A final award or decision will be handed down within 14 days of the hearing unless agreed otherwise.

  • Standard Award – Simplest and least expensive. A basic statement of the facts of the case with the information provided and the final award.
  • Reasoned Award – List of facts and reasons for the award decision. This holds more detail and explains how information affected the final award.
  • FFCL Award – Finding of Facts and Conclusions of Law – Very comprehensive and detailed as to the facts of the case, how they relate to the law and what the law says about these facts as presented.

Who Prefers Arbitration

Business embrace arbitration due to a final determined outcome as there is NO impasse and NO termination once the hearing is set. Once the hearing is on the way, a final award will be issued.

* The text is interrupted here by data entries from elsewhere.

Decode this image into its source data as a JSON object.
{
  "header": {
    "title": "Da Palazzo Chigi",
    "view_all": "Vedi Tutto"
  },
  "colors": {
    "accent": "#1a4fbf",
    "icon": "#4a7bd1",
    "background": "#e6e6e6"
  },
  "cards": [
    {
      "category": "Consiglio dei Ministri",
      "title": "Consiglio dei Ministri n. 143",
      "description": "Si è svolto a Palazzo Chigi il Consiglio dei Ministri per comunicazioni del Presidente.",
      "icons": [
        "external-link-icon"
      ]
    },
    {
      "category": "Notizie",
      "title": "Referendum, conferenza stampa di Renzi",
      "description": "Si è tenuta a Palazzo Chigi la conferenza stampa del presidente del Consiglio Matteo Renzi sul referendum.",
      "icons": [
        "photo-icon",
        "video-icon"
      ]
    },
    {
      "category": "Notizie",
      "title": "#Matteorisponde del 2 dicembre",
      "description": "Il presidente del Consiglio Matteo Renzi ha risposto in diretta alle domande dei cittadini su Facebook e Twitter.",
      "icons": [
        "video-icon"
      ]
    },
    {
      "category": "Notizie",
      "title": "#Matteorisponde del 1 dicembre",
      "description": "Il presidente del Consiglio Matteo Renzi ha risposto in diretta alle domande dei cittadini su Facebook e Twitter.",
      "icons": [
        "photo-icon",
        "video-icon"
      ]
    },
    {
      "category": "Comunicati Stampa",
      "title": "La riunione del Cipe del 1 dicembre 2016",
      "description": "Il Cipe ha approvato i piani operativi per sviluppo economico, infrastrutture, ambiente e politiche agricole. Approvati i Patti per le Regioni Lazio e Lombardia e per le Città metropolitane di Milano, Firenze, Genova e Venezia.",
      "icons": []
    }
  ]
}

Records and witnesses can be subpoenaed, motion of dispose, discovery, interim relief and most anything available in a court can be used in arbitration.

Divorcing couples with high asset values seek arbitration when they cannot reach a decision in mediation. The privacy and confidentiality, quick final decisions and customized hearing dates/times work better for families. Children have less issues when the parent’s troubles are decided quickly.

Customization makes arbitration a real winner over the court room. As you see there are many thing that can be customized from the type of hearing to the type of award and from number of witnesses to the length of testimony. This saves time over the inefficient court process and less time means less expense.